Chapter 15: Is it too late to say sorry now?

574 90 28
                                    



I banged the door to our house as I entered the house. I smelt the aroma of mom's cooking and saw James and Jason sitting in the living room watching television. I ignored all of them as I ran upstairs to my room and hid my face in the pillow. I will not cry! I will not cry, I had been doing nothing but crying since I came back. I cried like twenty times in just four months. And I usually cried like once in a year, only in rare occasion will you see me crying. I was sixteen years old girl , actually almost seventeen why will I cry.

I was so confused and lost. It was not easy. I didn't know how to absorb all the information. It was not like it's a lot of information, it was just a little piece of information. Mr brown told me everything in not more than three sentences. I didn't know if that's all or if there was more, because immediately Mr brown finished saying the last sentence Nate came in and told me it was time to go home.

That was how I rode home crying silently with a very worried Nate besides me asking what was wrong. I would loved to tell him everything, explain everything to him but each time I opened my mouth to talk I remembered the promise I made to Mr Brown not to ever talk to Nate about what we discussed. I didn't know why he made me promised about a hundred times that I won't talk to Nate about it. I don't what he was hiding from Nate.

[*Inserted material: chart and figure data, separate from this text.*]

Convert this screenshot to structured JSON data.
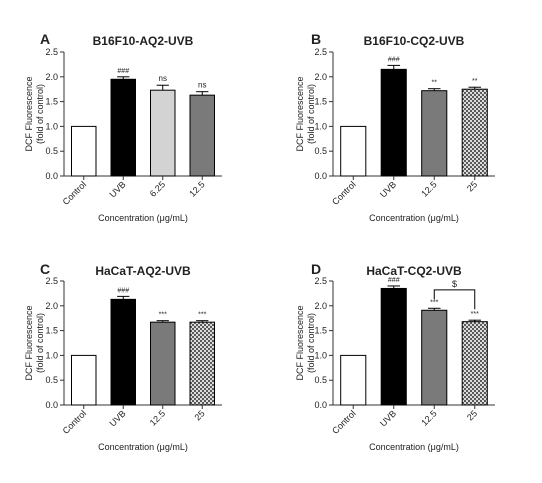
{
  "figure": {
    "panels": [
      {
        "letter": "A"
      },
      {
        "letter": "B"
      },
      {
        "letter": "C"
      },
      {
        "letter": "D"
      }
    ]
  },
  "colors": {
    "axis": "#333333",
    "control_bar": "#ffffff",
    "uvb_bar": "#000000",
    "light_gray_bar": "#d3d3d3",
    "gray_bar": "#7a7a7a",
    "checker_dark": "#5a5a5a",
    "checker_light": "#dcdcdc"
  },
  "chart_data": [
    {
      "type": "bar",
      "title": "B16F10-AQ2-UVB",
      "xlabel": "Concentration (μg/mL)",
      "ylabel_line1": "DCF Fluorescence",
      "ylabel_line2": "(fold of control)",
      "ylim": [
        0,
        2.5
      ],
      "yticks": [
        "0.0",
        "0.5",
        "1.0",
        "1.5",
        "2.0",
        "2.5"
      ],
      "categories": [
        "Control",
        "UVB",
        "6.25",
        "12.5"
      ],
      "values": [
        1.0,
        1.95,
        1.73,
        1.63
      ],
      "errors": [
        0.0,
        0.05,
        0.1,
        0.07
      ],
      "fills": [
        "white",
        "black",
        "lightgray",
        "gray"
      ],
      "annotations": [
        "",
        "###",
        "ns",
        "ns"
      ]
    },
    {
      "type": "bar",
      "title": "B16F10-CQ2-UVB",
      "xlabel": "Concentration (μg/mL)",
      "ylabel_line1": "DCF Fluorescence",
      "ylabel_line2": "(fold of control)",
      "ylim": [
        0,
        2.5
      ],
      "yticks": [
        "0.0",
        "0.5",
        "1.0",
        "1.5",
        "2.0",
        "2.5"
      ],
      "categories": [
        "Control",
        "UVB",
        "12.5",
        "25"
      ],
      "values": [
        1.0,
        2.15,
        1.72,
        1.75
      ],
      "errors": [
        0.0,
        0.08,
        0.04,
        0.04
      ],
      "fills": [
        "white",
        "black",
        "gray",
        "checker"
      ],
      "annotations": [
        "",
        "###",
        "**",
        "**"
      ]
    },
    {
      "type": "bar",
      "title": "HaCaT-AQ2-UVB",
      "xlabel": "Concentration (μg/mL)",
      "ylabel_line1": "DCF Fluorescence",
      "ylabel_line2": "(fold of control)",
      "ylim": [
        0,
        2.5
      ],
      "yticks": [
        "0.0",
        "0.5",
        "1.0",
        "1.5",
        "2.0",
        "2.5"
      ],
      "categories": [
        "Control",
        "UVB",
        "12.5",
        "25"
      ],
      "values": [
        1.0,
        2.13,
        1.67,
        1.67
      ],
      "errors": [
        0.0,
        0.06,
        0.03,
        0.03
      ],
      "fills": [
        "white",
        "black",
        "gray",
        "checker"
      ],
      "annotations": [
        "",
        "###",
        "***",
        "***"
      ]
    },
    {
      "type": "bar",
      "title": "HaCaT-CQ2-UVB",
      "xlabel": "Concentration (μg/mL)",
      "ylabel_line1": "DCF Fluorescence",
      "ylabel_line2": "(fold of control)",
      "ylim": [
        0,
        2.5
      ],
      "yticks": [
        "0.0",
        "0.5",
        "1.0",
        "1.5",
        "2.0",
        "2.5"
      ],
      "categories": [
        "Control",
        "UVB",
        "12.5",
        "25"
      ],
      "values": [
        1.0,
        2.35,
        1.91,
        1.68
      ],
      "errors": [
        0.0,
        0.05,
        0.04,
        0.03
      ],
      "fills": [
        "white",
        "black",
        "gray",
        "checker"
      ],
      "annotations": [
        "",
        "###",
        "***",
        "***"
      ],
      "bracket": {
        "from": 2,
        "to": 3,
        "label": "$"
      }
    }
  ]
}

I don't understand why he didn't want Nate to know. I felt like if Nate knew why I was like that it would be better for him and for all of us, but I didn't argue, he knew what was the best for his son.

I was so angry at myself, so angry for not being here, when he needed me the most. What was I doing? Why didn't I stayed in contact with them last year.

I was so angry at everyone else, maybe every single person in this world excluding Nate. Why didn't anyone tell me? Mom , dad, Jason, Rivers, Evan, Alicia , Nicole even the teachers or other students in the school. I was sure every one knew Nate and I were best friends. And since Nate's father was one of the popular business men, I was sure the news would be every where. At least someone should have been a good person and told me.

If only I knew earlier, I wouldn't have been so hurt. If I knew I would have treated him differently. If I knew I would have understood him, I would understand why he acted like that, I would have found a solution by now. All those wasted tears,Of course I did have my suspicions, so close to the truth was it, but I never wanted to believe my self, I always hoped it was something different. It's like your biggest fear turning to out be the reality.

Rivers was right it was for my own good if I didn't know the truth. It was so much better when I didn't know. I felt a little bit relived when I heard it, but it hurted more more than it relived. It hurted so much. California was so much better . Why didn't I say just there, why did I even come back? I wouldn't worry too much if I was there.

I decided to just sleep, I was tired of thinking about it. All those over thinking may cause damage to my brain . I put on my pajamas then cuddled with a teddy bear under my blankets. I picked my phone to play my talking Angela, surprisingly, I saw one new message. That day was not my birthday, who texts me on a normal day?? NO ONE.

Is it too late now to say sorry? yeah I know oh-oh that I let you down.

I smiled when I read the text message then pressed call button. He was just who I needed then. He was the one that could cheer me up. I didn't hold grudges, I had already forgiven him long ago.

"Hello," I heard his beautiful voice from the other line.

"Hello Rivers,"I said with a small smile of my own.

"See am very very very sorry Jessie , I don't what over took me ,I really regret what I did and I know I will continue regretting it for the rest of my life. If I can turn the clock once in my life time I will definitely turn it now, am really sorry." He said going straight to the point. I sensed the he was very nervous. Of course I had forgiven him long ago.